Proyek nota kosong
Entah kenapa, pejabat-pejabat lokal dan pegawai-pegawai pabrik setempat, di daerah saya itu sering banget meminta nota kosong. Iya memang bener mereka fotokopi atau membeli ATK di toko saya. Tapi mereka juga meminta notanya dikosongin, nggak diisi sama sekali dengan apa yang mereka belanjakan.
Awalnya saya begitu polos, tapi setelah saya berbincang dengan beberapa kolega, ternyata hal tersebut dilakukan untuk melancarkan praktik-praktik korupsi di instansi atau perusahaan mereka. Yang awalnya fotokopi cuma merogoh kocek sepuluh ribu, ditulis mereka sendiri di nota itu fotokopi menghabiskan lima puluh ribu.

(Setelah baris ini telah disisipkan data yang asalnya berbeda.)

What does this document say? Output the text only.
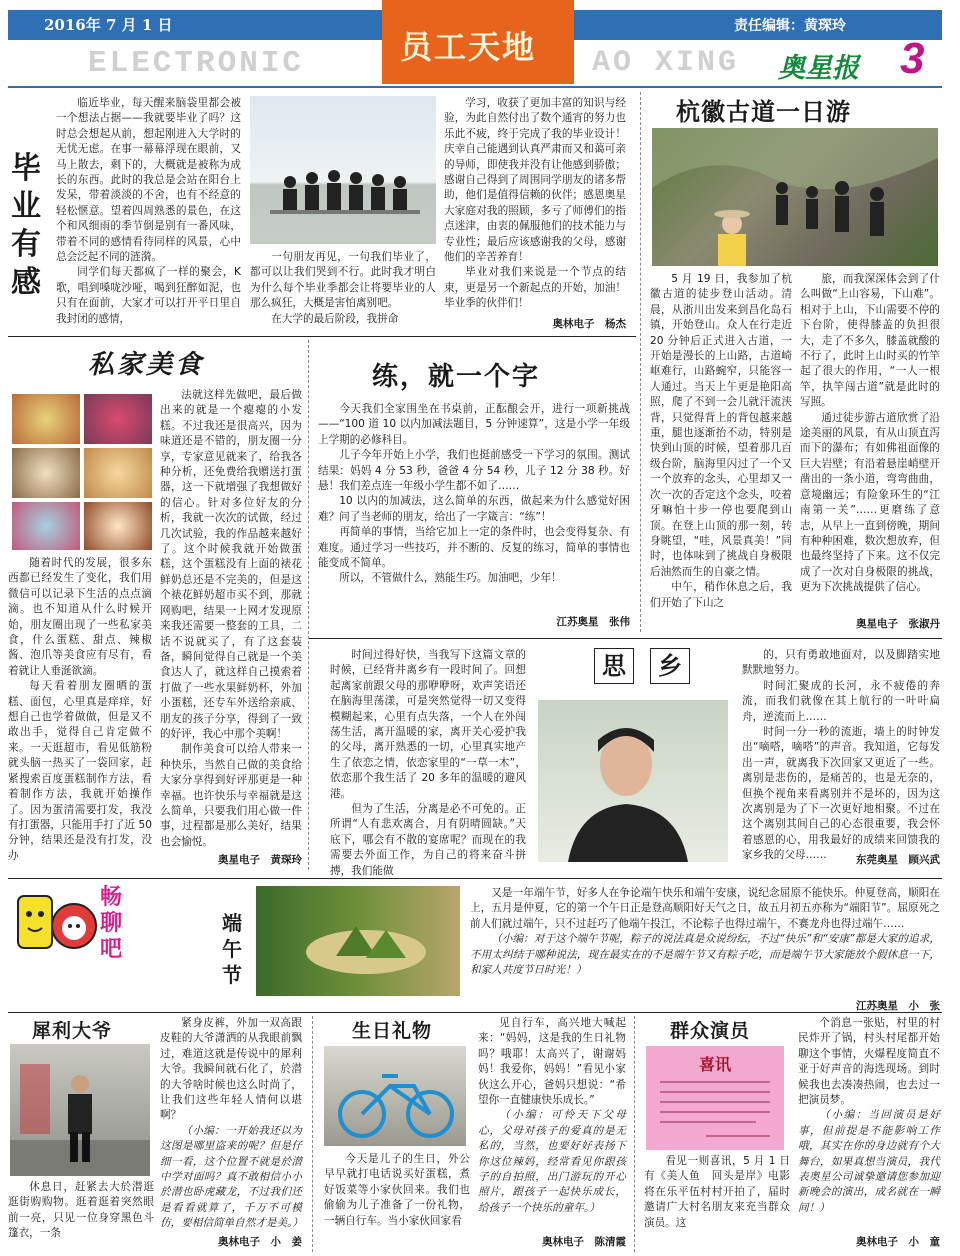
2016年 7 月 1 日	责任编辑：黄琛玲
ELECTRONIC	员工天地 AO XING 奥星报 3
毕业有感

临近毕业，每天醒来脑袋里都会被一个想法占据——我就要毕业了吗？这时总会想起从前，想起刚进入大学时的无忧无虑。在事一幕幕浮现在眼前，又马上散去，剩下的，大概就是被称为成长的东西。此时的我总是会站在阳台上发呆，带着淡淡的不舍，也有不经意的轻松惬意。望着四周熟悉的景色，在这个和风细雨的季节倒是别有一番风味，带着不同的感情看待同样的风景，心中总会泛起不同的涟漪。

同学们每天都疯了一样的聚会，K歌，唱到嗓咙沙哑，喝到狂醉如泥，也只有在面前，大家才可以打开平日里自我封闭的感情，

一句朋友再见，一句我们毕业了，都可以让我们哭到不行。此时我才明白为什么每个毕业季都会让将要毕业的人那么疯狂，大概是害怕离别吧。

在大学的最后阶段，我拼命

学习，收获了更加丰富的知识与经验，为此自然付出了数个通宵的努力也乐此不疲，终于完成了我的毕业设计！庆幸自己能遇到认真严肃而又和蔼可亲的导师，即使我并没有让他感到骄傲；感谢自己得到了周围同学朋友的诸多帮助，他们是值得信赖的伙伴；感恩奥星大家庭对我的照顾，多亏了师傅们的指点迷津，由衷的佩服他们的技术能力与专业性；最后应该感谢我的父母，感谢他们的辛苦养育！

毕业对我们来说是一个节点的结束，更是另一个新起点的开始，加油！毕业季的伙伴们！

奥林电子　杨杰
杭徽古道一日游

5 月 19 日，我参加了杭徽古道的徒步登山活动。清晨，从浙川出发来到昌化岛石镇，开始登山。众人在行走近 20 分钟后正式进入古道，一开始是漫长的上山路，古道崎岖难行，山路蜿窄，只能容一人通过。当天上午更是艳阳高照，爬了不到一会儿就汗流浃背，只觉得背上的背包越来越重，腿也逐渐抬不动，特别是快到山顶的时候，望着那几百级台阶，脑海里闪过了一个又一个放弃的念头，心里却又一次一次的否定这个念头，咬着牙嘛怕十步一停也要爬到山顶。在登上山顶的那一刻，转身眺望，“哇，风景真美！”同时，也体味到了挑战自身极限后油然而生的自豪之情。

中午，稍作休息之后，我们开始了下山之

旅，而我深深体会到了什么叫做“上山容易，下山难”。相对于上山，下山需要不停的下台阶，使得膝盖的负担很大，走了不多久，膝盖就酸的不行了，此时上山时买的竹竿起了很大的作用，“一人一根竿，执竿闯古道”就是此时的写照。

通过徒步游古道欣赏了沿途美丽的风景，有从山顶直泻而下的瀑布；有如佛祖面像的巨大岩壁；有沿着悬崖峭壁开凿出的一条小道，弯弯曲曲，意境幽远；有险象环生的“江南第一关”……更磨练了意志，从早上一直到傍晚，期间有种种困难，数次想放弃，但也最终坚持了下来。这不仅完成了一次对自身极限的挑战，更为下次挑战提供了信心。

奥星电子　张淑丹
私家美食

随着时代的发展，很多东西都已经发生了变化，我们用微信可以记录下生活的点点滴滴。也不知道从什么时候开始，朋友圈出现了一些私家美食，什么蛋糕、甜点、辣椒酱、泡爪等美食应有尽有，看着就让人垂涎欲滴。

每天看着朋友圈晒的蛋糕、面包，心里真是痒痒，好想自己也学着做做，但是又不敢出手，觉得自己肯定做不来。一天逛超市，看见低筋粉就头脑一热买了一袋回家，赶紧搜索百度蛋糕制作方法，看着制作方法，我就开始操作了。因为蛋清需要打发，我没有打蛋器，只能用手打了近 50 分钟，结果还是没有打发，没办

法就这样先做吧，最后做出来的就是一个瘪瘪的小发糕。不过我还是很高兴，因为味道还是不错的，朋友圈一分享，专家意见就来了，给我各种分析，还免费给我赠送打蛋器，这一下就增强了我想做好的信心。针对多位好友的分析，我就一次次的试做，经过几次试验，我的作品越来越好了。这个时候我就开始做蛋糕，这个蛋糕没有上面的裱花鲜奶总还是不完美的，但是这个裱花鲜奶超市买不到，那就网购吧，结果一上网才发现原来我还需要一整套的工具，二话不说就买了，有了这套装备，瞬间觉得自己就是一个美食达人了，就这样自己摸索着打做了一些水果鲜奶杯，外加小蛋糕，还专车外送给亲戚、朋友的孩子分享，得到了一致的好评，我心中那个美啊！

制作美食可以给人带来一种快乐，当然自己做的美食给大家分享得到好评那更是一种幸福。也许快乐与幸福就是这么简单，只要我们用心做一件事，过程都是那么美好，结果也会愉悦。

奥星电子　黄琛玲
练，就一个字

今天我们全家围坐在书桌前，正酝酿会开，进行一项新挑战——“100 道 10 以内加减法题目，5 分钟速算”，这是小学一年级上学期的必修科目。

儿子今年开始上小学，我们也挺前感受一下学习的氛围。测试结果：妈妈 4 分 53 秒，爸爸 4 分 54 秒，儿子 12 分 38 秒。好悬！我们差点连一年级小学生都不如了……

10 以内的加减法，这么简单的东西，做起来为什么感觉好困难？问了当老师的朋友，给出了一字箴言：“练”！

再简单的事情，当给它加上一定的条件时，也会变得复杂、有难度。通过学习一些技巧，并不断的、反复的练习，简单的事情也能变成不简单。

所以，不管做什么，熟能生巧。加油吧，少年！

江苏奥星　张伟

时间过得好快，当我写下这篇文章的时候，已经背井离乡有一段时间了。回想起离家前跟父母的那咿咿呀，欢声笑语还在脑海里荡漾，可是突然觉得一切又变得模糊起来，心里有点失落，一个人在外闯荡生活，离开温暖的家，离开关心爱护我的父母，离开熟悉的一切，心里真实地产生了依恋之情，依恋家里的“一草一木”，依恋那个我生活了 20 多年的温暖的避风港。

但为了生活，分离是必不可免的。正所谓“人有悲欢离合，月有阴晴圆缺。”天底下，哪会有不散的宴席呢？而现在的我需要去外面工作，为自己的将来奋斗拼搏，我们能做

思	乡	的，只有勇敢地面对，以及脚踏实地默默地努力。

时间汇聚成的长河，永不疲倦的奔流，而我们就像在其上航行的一叶叶扁舟，逆流而上……

时间一分一秒的流逝，墙上的时钟发出“嘀嗒，嘀嗒”的声音。我知道，它每发出一声，就离我下次回家又更近了一些。离别是悲伤的，是痛苦的，也是无奈的，但换个视角来看离别并不是坏的，因为这次离别是为了下一次更好地相聚。不过在这个离别其间自己的心态很重要，我会怀着感恩的心，用我最好的成绩来回馈我的家乡我的父母……	东莞奥星　顾兴武
畅聊吧
端午节

又是一年端午节，好多人在争论端午快乐和端午安康，说纪念屈原不能快乐。仲夏登高，顺阳在上，五月是仲夏，它的第一个午日正是登高顺阳好天气之日，故五月初五亦称为“端阳节”。屈原死之前人们就过端午，只不过赶巧了他端午投江，不论粽子也得过端午，不赛龙舟也得过端午……

（小编：对于这个端午节呢，粽子的说法真是众说纷纭，不过“快乐”和“安康”都是大家的追求，不用太纠结于哪种说法，现在最实在的不是端午节又有粽子吃，而是端午节大家能放个假休息一下，和家人共度节日时光！）

江苏奥星　小　张
犀利大爷

休息日，赶紧去大於潜逛逛街购购物。逛着逛着突然眼前一亮，只见一位身穿黑色斗篷衣，一条

紧身皮裤，外加一双高跟皮鞋的大爷潇洒的从我眼前飘过，难道这就是传说中的犀利大爷。我瞬间就石化了，於潜的大爷啥时候也这么时尚了，让我们这些年轻人情何以堪啊？

（小编：一开始我还以为这图是哪里盗来的呢？但是仔细一看，这个位置不就是於潜中学对面吗？真不敢相信小小於潜也卧虎藏龙，不过我们还是看看就算了，千万不可模仿，要相信简单自然才是美。）

奥林电子　小　姜
生日礼物

今天是儿子的生日，外公早早就打电话说买好蛋糕，煮好饭菜等小家伙回来。我们也偷偷为儿子准备了一份礼物，一辆自行车。当小家伙回家看

见自行车，高兴地大喊起来：“妈妈，这是我的生日礼物吗？哦耶！太高兴了，谢谢妈妈！我爱你，妈妈！”看见小家伙这么开心，爸妈只想说：“希望你一直健康快乐成长。”

（小编：可怜天下父母心，父母对孩子的爱真的是无私的，当然，也要好好表扬下你这位辣妈，经常看见你跟孩子的自拍照，出门游玩的开心照片，跟孩子一起快乐成长，给孩子一个快乐的童年。）

奥林电子　陈清霞
群众演员
喜讯

看见一则喜讯，5 月 1 日有《美人鱼　回头是岸》电影将在乐平伍村村开拍了，届时邀请广大村名朋友来充当群众演员。这

个消息一张贴，村里的村民炸开了锅，村头村尾都开始聊这个事情，火爆程度简直不亚于好声音的海选现场。到时候我也去凑凑热闹，也去过一把演员梦。

（小编：当回演员是好事，但前提是不能影响工作哦，其实在你的身边就有个大舞台，如果真想当演员，我代表奥星公司诚挚邀请您参加迎新晚会的演出，成名就在一瞬间！）

奥林电子　小　童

Awalnya beli pensil satu pak yang harganya hanya lima belas ribu, ditulisnya jadi tiga puluh ribu.
Kecil memang, kalau dibandingkan dengan praktik di atas sana, tapi bagaimanapun itu adalah korupsi. Jika dilakukan secara berkala, udah bisa merugikan instansi bahkan perusahaan hingga jumlah yang tak terbayangkan. Selain itu, toko saya sendiri masih belum begitu besar. Saya nggak bisa bayangkan ketika praktik ini juga berlaku di toko fotokopi yang lebih besar. Sangat mungkin terjadi jumlah manipulasi nota kosongnya juga berjumlah besar dengan belanja yang sedikit dibanyakin.

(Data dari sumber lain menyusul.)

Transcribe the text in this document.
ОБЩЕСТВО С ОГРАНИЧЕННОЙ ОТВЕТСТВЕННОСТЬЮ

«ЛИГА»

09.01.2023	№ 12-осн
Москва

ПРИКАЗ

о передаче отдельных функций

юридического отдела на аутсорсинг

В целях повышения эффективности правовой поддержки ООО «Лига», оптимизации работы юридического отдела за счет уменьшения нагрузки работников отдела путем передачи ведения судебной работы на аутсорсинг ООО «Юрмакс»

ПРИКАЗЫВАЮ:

Oleh karenanya, setiap ada pelanggan yang minta nota kosong, saya pasti ngibuli mereka. Entah ngomong notanya habis, belum cetak lagi, atau bahkan saya tulis sendiri dengan stempel resmi toko. Itung-itung bantu KPK dari akarnya, bukan nunggu uangnya ilang baru tangkap tangan.
Dokumen bocor
Terakhir, yang mana ini bukan berangkat dari pelanggan, tapi dari si pemilik toko fotokopinya. Asal kalian tau, bahwa di toko fotokopi itu banyak banget kertas-kertas bekas. Entah hasil dari kegagalan cetak, entah itu tintanya bocor, hasil cetak nggak merata, nyangkut di mesin, dan lain sebagainya. Nah, bagi pemilik fotokopi yang cerdas, kertas bekas ini tentu tidak dibuang begitu saja, melainkan dijual ke pengepul barang bekas, untuk dijadikan uang.

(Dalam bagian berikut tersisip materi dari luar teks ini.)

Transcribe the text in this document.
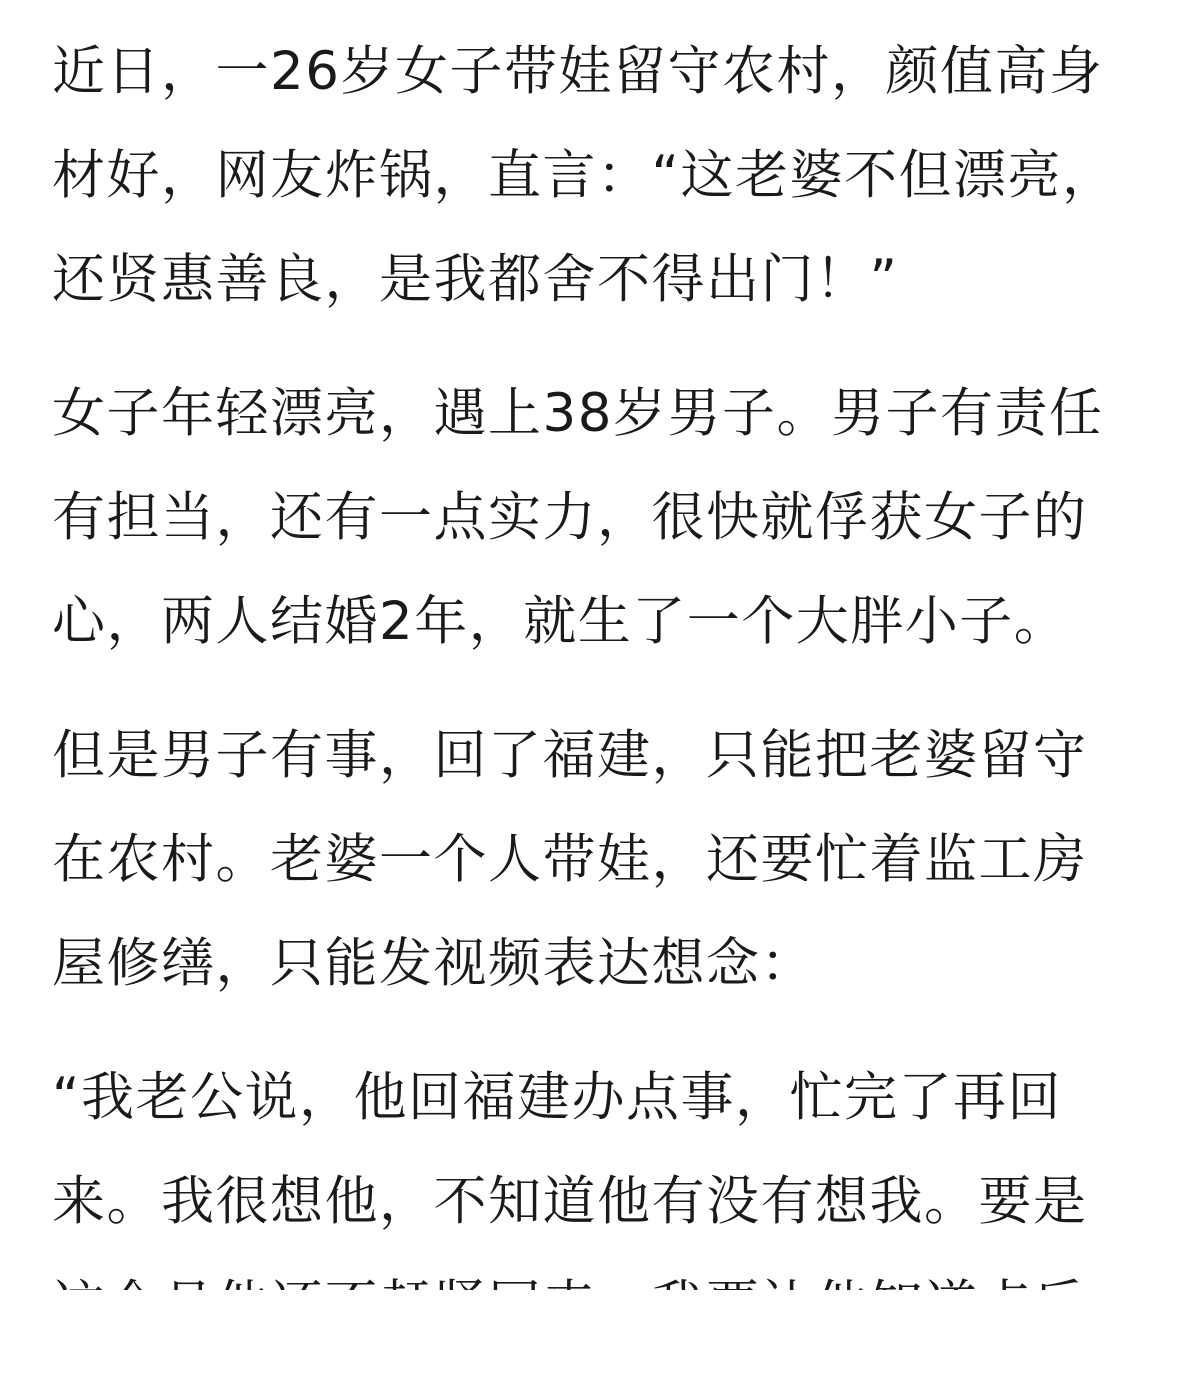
近日，一26岁女子带娃留守农村，颜值高身
材好，网友炸锅，直言：“这老婆不但漂亮，
还贤惠善良，是我都舍不得出门！”

女子年轻漂亮，遇上38岁男子。男子有责任
有担当，还有一点实力，很快就俘获女子的
心，两人结婚2年，就生了一个大胖小子。

但是男子有事，回了福建，只能把老婆留守
在农村。老婆一个人带娃，还要忙着监工房
屋修缮，只能发视频表达想念：

“我老公说，他回福建办点事，忙完了再回
来。我很想他，不知道他有没有想我。要是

Namun, sayangnya, meskipun cerdas, tidak semua pemilik fotokopi itu bijak. Pasalnya, beberapa dari mereka itu asal-asalan ngejual kertas bekas mereka tanpa memilah. Jadi, kertas bekas fotokopi kartu keluarga, KTP, buku rekening, dan dokumen lain pun ikut terjual ke pengepul. Dari tragedi inilah, kemudian kita sering menemui bungkus brambang itu dari kertas fotokopi kartu keluarga.
Ini bukanlah masalah yang sepele. Dokumen-dokumen penting yang digandakan itu seharusnya tidak diedarkan begitu saja. Pasalnya, di tangan yang salah, dokumen tersebut bisa dimanfaatkan untuk sesuatu yang buruk. Bahkan merugikan pemilik asli dokumen tersebut. Dibuat transaksi pinjol misalnya, yang bisa saja sangat merugikan pemilik aslinya.
Untuk menghindari sesuatu yang nggak diinginkan tersebut, akhirnya saya selalu memisahkan kertas-kertas bekas dokumen penting. Yang kemudian tidak saya jual, melainkan saya bakar beserta sampah-sampah lainnya. Itu adalah cara paling aman. Sedangkan kertas bekas lain yang nggak berisi dokumen penting, itulah yang saya jual ke pengepul.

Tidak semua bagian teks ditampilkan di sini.